Ainsi, on ne peut oublier le double talon d’Achille chinois : un excès d’épargne qui correspond en bonne partie à un système de retraite insuffisamment provisionné (celui des bas salaires), et donc qui a besoin fonction de croissance pour l’alimenter, avec un excès d’endettement (crédits + obligations = 2,6 PIB, et… donc qui a besoin de croissance pour l’alimenter ! C’est là le risque d’explosion du moteur chinois.
En face, les États-Unis entendent soutenir leur croissance en facilitant autant que possible l’activité avec moins de règles : Donald Trump assure ainsi les avoir réduites de 33 milliards de dollars contre 245 ajoutées par Barack Obama. En plus, il assouplit le marché de l’emploi, réduit les normes écologiques, incite à des rapatriements industriels, assouplit le crédit. Mais viendra un temps où l’inflation salariale se réveillera. La Fed devra y répondre en haussant les taux courts, au risque de faire hurler Donald Trump, ce que les marchés n’aimeront pas. Mais le miracle peut se poursuivre un peu, le temps pour Donald Trump (ceci étant fonction des élections mid term) de proposer de nouvelles baisses d’impôts et de nouveaux programmes de travaux publics, donc encore plus de croissance et de dette. Alors, si le déficit se creuse encore beaucoup et que les taux longs montent, les conditions d’explosion du moteur américain seront réunies. 

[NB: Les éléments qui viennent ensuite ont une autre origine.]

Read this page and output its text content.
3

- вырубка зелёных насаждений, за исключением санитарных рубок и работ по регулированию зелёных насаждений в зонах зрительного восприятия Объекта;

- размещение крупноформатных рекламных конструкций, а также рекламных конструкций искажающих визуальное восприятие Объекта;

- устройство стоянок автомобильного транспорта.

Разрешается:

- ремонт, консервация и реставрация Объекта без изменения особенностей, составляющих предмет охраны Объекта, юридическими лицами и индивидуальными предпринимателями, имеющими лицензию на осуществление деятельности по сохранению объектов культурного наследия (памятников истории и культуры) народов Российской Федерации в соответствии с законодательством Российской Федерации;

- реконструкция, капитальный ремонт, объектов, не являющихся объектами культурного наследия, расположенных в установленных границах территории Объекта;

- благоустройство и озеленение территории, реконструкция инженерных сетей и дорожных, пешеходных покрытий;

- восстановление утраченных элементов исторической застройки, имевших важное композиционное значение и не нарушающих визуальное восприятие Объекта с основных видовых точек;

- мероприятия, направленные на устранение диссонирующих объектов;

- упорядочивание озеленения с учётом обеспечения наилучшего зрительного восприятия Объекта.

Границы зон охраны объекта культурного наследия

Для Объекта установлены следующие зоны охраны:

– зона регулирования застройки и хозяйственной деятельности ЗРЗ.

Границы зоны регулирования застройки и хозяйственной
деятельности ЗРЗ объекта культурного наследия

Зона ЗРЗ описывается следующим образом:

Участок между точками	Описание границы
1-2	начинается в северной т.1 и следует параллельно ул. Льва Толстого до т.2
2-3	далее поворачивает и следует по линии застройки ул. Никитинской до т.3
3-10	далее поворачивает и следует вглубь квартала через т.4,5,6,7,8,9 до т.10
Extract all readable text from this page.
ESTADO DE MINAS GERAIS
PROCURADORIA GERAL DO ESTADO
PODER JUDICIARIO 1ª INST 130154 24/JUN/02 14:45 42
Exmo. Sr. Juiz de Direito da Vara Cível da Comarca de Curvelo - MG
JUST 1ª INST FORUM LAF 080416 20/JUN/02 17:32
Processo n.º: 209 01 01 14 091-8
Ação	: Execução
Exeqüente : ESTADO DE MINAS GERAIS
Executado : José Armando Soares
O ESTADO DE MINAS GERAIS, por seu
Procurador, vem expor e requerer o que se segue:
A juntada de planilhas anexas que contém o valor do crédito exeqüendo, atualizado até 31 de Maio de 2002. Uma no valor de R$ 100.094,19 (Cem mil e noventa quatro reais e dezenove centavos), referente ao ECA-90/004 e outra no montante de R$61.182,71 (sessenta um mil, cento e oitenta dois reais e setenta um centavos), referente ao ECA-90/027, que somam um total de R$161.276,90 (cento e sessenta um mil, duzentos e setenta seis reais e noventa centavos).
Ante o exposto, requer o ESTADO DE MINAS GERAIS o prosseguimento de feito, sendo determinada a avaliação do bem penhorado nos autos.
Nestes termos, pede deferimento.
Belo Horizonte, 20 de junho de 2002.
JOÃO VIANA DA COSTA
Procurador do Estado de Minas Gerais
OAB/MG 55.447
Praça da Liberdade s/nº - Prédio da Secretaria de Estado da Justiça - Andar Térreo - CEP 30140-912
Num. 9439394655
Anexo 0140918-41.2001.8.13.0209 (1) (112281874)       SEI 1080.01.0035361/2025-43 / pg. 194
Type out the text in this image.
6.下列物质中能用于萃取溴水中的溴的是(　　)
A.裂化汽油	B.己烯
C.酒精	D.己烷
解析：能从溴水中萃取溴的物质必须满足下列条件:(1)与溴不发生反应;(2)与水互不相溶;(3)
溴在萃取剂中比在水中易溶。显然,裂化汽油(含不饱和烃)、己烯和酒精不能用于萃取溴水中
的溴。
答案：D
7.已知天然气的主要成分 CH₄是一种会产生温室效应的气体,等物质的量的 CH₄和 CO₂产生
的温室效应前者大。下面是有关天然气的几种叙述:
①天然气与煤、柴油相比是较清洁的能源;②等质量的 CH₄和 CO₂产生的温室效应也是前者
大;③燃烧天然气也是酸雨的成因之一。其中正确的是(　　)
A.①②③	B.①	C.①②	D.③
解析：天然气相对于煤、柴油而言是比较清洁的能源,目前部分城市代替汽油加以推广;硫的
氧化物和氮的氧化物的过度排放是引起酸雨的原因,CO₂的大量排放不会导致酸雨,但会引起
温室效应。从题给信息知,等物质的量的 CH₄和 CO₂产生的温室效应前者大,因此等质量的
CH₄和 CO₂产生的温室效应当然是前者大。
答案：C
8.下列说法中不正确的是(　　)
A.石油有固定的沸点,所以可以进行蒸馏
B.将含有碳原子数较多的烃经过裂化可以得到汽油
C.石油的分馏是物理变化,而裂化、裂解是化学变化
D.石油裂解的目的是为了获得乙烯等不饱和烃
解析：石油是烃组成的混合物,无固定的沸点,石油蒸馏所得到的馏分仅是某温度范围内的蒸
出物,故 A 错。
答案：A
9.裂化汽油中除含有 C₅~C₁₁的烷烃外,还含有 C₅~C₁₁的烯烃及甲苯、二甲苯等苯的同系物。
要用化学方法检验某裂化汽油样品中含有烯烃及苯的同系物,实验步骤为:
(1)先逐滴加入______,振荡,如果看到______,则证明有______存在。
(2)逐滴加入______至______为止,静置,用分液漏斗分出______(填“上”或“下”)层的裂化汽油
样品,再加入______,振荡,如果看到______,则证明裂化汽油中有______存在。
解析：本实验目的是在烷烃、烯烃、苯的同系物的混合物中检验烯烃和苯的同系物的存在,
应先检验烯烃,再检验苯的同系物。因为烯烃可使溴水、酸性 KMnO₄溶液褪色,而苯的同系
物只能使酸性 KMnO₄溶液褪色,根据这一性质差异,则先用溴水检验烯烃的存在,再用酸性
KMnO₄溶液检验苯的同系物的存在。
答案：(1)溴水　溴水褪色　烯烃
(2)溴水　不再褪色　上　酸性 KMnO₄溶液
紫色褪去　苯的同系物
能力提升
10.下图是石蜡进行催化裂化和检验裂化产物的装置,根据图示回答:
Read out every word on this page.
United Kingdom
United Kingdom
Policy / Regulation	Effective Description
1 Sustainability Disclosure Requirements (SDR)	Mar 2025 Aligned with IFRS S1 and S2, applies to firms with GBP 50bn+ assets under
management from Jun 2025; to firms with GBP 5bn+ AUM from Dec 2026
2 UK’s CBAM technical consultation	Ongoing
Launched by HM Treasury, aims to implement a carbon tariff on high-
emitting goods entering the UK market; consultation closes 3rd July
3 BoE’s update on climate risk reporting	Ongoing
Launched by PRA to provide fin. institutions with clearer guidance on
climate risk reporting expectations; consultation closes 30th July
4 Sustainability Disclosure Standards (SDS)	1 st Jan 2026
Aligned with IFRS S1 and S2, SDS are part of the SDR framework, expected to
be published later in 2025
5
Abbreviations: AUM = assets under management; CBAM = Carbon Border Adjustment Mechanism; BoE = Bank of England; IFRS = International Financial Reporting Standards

Les deux économies marchent à la dette : dette publique (crédits + obligations = 2,6 PIB) pour répandre en Chine une « moyenne aisance », et aux États-Unis dette publique (1 fois le PIB) pour continuer à investir, se moderniser et se protéger, plus dette privée (2 fois le PIB) pour faire avancer la frontière technologique. 2,6 PIB contre 3 PIB : chacun doit continuer à croître pour rembourser et donc s’endetter, ce qui n’empêche pas chacun d’embêter l’autre. La Chine va organiser son propre système mondial de financement, les États-Unis poursuivre le leur et en fragilisant le sien, pour bien prouver que le leur est le meilleur. La preuve, il n’explosera pas si le chinois saute ! Ralentissement chinois contre hausse des taux longs américains : tout se joue là, entre les deux artificiers Xi et Donald, sachant que Donald a dit qu’il nous protégerait… si on le soutenait.